Carbon intensity (CI)
Lifecycle greenhouse-gas emissions of a fuel per unit of energy (gCO₂e/MJ); the basis for low-carbon fuel standards.
Cellulosic biofuel
Fuel made from cellulose, hemicellulose or lignin in non-food biomass; must meet a 60% GHG-reduction threshold under the RFS.
E10 / E15 / E85
Gasoline blends containing 10%, 15% and 51–83% ethanol respectively; E85 requires a flex-fuel vehicle.
Ethanol
Ethyl alcohol (C₂H₅OH) made by fermenting sugars and starches; the most widely used biofuel, blended into gasoline.
Feedstock
The raw biomass a biofuel is made from — e.g. corn, sugarcane, soybean oil, used cooking oil, crop residues.
Flex-fuel vehicle (FFV)
A vehicle built to run on gasoline, E85, or any blend in between, adjusting automatically to ethanol content.
First-generation biofuel
Fuel made from food crops — corn and sugarcane ethanol, vegetable-oil biodiesel.
Hydrotreating (HVO)
A process that reacts fats and oils with hydrogen to make renewable diesel chemically near-identical to petroleum diesel.
LCFS
Low Carbon Fuel Standard — a regulation setting a declining carbon-intensity target for transport fuels, with tradable credits.
Renewable diesel
A drop-in diesel made by hydrotreating fats and oils; usable at high blend levels, unlike FAME biodiesel.
RFS
Renewable Fuel Standard — the US federal mandate requiring set volumes of renewable fuel to be blended each year.
RIN
Renewable Identification Number — the tradable credit used to track and enforce RFS compliance.
SAF
Sustainable aviation fuel — jet fuel made from renewable or waste feedstocks rather than crude oil.
Transesterification
The reaction of oils/fats with an alcohol and catalyst to produce biodiesel (FAME) and glycerin.
Renewable Volume Obligation (RVO)
The share of renewable fuel an obligated refiner or importer must blend in a given year under the RFS.
Reference · FAQ

Glossary: common term questions

What is the difference between biodiesel and renewable diesel?

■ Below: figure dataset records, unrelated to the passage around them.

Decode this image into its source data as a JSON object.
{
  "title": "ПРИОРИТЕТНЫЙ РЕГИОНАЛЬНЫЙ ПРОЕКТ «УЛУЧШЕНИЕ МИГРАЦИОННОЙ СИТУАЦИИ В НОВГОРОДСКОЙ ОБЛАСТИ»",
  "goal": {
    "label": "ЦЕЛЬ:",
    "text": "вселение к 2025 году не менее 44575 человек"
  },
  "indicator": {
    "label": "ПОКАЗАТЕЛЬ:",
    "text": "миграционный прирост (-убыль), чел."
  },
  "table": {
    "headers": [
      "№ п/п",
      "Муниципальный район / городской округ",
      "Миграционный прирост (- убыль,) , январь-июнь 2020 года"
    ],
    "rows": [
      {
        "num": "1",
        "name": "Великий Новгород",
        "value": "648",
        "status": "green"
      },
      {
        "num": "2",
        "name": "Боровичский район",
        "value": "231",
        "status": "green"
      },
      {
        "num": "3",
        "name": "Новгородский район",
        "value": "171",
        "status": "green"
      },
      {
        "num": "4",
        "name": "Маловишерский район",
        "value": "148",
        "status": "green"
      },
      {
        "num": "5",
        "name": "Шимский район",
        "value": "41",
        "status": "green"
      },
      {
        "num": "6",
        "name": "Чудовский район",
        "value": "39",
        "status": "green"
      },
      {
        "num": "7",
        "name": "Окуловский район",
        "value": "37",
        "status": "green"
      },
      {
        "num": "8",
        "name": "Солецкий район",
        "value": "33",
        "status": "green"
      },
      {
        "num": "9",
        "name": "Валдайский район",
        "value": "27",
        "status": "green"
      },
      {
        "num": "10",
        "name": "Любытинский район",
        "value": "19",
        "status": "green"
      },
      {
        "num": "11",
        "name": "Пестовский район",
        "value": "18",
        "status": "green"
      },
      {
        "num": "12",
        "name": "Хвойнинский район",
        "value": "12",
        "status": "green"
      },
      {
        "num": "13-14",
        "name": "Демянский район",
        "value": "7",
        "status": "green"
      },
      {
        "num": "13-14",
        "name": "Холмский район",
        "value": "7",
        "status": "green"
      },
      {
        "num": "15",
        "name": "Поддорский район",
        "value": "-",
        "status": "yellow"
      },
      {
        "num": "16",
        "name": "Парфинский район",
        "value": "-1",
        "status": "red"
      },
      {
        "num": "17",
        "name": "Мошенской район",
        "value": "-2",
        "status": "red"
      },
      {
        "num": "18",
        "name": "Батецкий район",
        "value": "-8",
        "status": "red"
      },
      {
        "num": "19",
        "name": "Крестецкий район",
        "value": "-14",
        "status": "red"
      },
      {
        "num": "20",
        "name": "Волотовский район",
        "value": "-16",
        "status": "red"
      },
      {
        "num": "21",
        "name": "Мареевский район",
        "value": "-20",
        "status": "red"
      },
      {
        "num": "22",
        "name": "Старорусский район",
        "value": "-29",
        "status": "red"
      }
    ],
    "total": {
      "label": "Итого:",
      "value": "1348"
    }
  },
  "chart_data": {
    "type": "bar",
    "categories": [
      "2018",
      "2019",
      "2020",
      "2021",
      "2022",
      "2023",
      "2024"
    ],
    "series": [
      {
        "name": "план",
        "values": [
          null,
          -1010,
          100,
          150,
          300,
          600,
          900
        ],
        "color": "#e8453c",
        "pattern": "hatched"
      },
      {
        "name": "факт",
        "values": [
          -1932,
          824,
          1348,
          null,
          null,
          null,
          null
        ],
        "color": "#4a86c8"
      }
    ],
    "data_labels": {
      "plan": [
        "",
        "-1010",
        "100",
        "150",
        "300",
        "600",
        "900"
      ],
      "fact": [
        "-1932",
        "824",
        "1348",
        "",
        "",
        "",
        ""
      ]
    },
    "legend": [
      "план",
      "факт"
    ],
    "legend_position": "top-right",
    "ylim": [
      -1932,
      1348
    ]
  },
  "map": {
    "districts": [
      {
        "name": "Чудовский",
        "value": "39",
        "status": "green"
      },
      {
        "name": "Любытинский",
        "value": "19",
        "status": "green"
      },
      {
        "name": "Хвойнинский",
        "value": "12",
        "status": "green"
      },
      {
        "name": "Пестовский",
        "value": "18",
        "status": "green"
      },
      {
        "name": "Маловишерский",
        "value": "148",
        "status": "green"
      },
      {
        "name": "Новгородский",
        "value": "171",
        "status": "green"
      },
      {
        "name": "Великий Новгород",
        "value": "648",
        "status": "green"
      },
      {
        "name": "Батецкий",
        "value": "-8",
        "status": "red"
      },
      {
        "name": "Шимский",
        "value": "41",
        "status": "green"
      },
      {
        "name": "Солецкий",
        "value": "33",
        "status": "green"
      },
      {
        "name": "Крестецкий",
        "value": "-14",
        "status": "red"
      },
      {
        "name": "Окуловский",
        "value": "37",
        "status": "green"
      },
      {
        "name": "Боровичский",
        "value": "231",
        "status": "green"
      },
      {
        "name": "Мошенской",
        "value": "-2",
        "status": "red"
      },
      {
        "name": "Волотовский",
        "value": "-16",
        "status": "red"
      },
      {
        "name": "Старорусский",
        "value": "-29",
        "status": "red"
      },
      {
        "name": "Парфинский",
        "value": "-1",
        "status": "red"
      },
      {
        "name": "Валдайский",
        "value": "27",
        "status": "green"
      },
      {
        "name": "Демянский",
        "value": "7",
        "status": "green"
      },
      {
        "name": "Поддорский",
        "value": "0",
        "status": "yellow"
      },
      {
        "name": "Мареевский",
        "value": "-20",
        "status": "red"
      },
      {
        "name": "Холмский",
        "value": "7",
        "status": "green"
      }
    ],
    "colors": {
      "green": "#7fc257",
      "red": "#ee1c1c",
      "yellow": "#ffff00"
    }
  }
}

Both are made from oils and fats, but biodiesel (FAME) is produced by transesterification and is chemically different from petroleum diesel, so it is used in blends; renewable diesel is produced by hydrotreating and is chemically near-identical to petroleum diesel, so it is a drop-in fuel.

What is the difference between the RFS and the LCFS?

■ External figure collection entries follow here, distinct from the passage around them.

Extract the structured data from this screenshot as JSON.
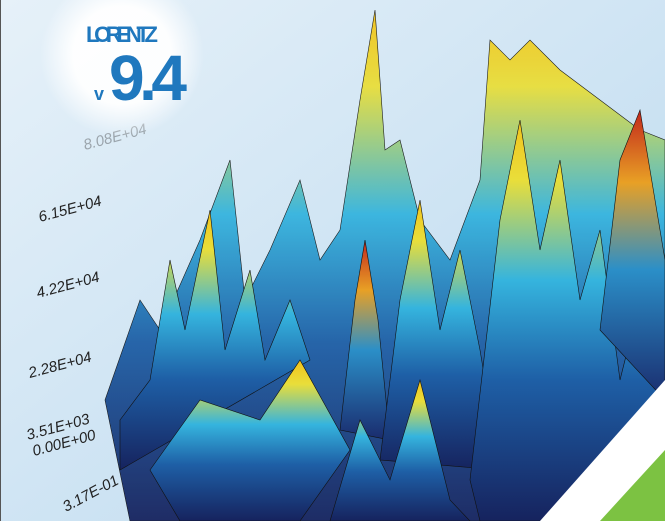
{
  "logo": {
    "name": "LORENTZ",
    "version_prefix": "v",
    "version": "9.4"
  },
  "z_axis_labels": [
    "8.08E+04",
    "6.15E+04",
    "4.22E+04",
    "2.28E+04",
    "3.51E+03"
  ],
  "x_axis_labels": [
    "0.00E+00",
    "3.17E-01"
  ]
}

The Renewable Fuel Standard (RFS) mandates volumes of renewable fuel; the Low Carbon Fuel Standard (LCFS) sets a declining carbon-intensity target and lets any fuel compete on its carbon score. One is volume-based, the other carbon-based.

What does “carbon intensity” actually measure?

It measures a fuel’s lifecycle greenhouse-gas emissions per unit of energy — counting how the feedstock is grown, processed, transported and burned — usually in grams of CO₂-equivalent per megajoule (gCO₂e/MJ).

What is the difference between first-generation and cellulosic biofuels?

First-generation biofuels are made from food crops (corn, sugarcane, vegetable oils); cellulosic biofuels are made from non-food plant fibre such as crop residues, grasses and wood, generally with lower lifecycle carbon and land-use impact.

What is a RIN?

A Renewable Identification Number is the tradable credit used to track and enforce the US Renewable Fuel Standard — one is generated for each gallon of renewable fuel and retired by obligated parties to prove compliance.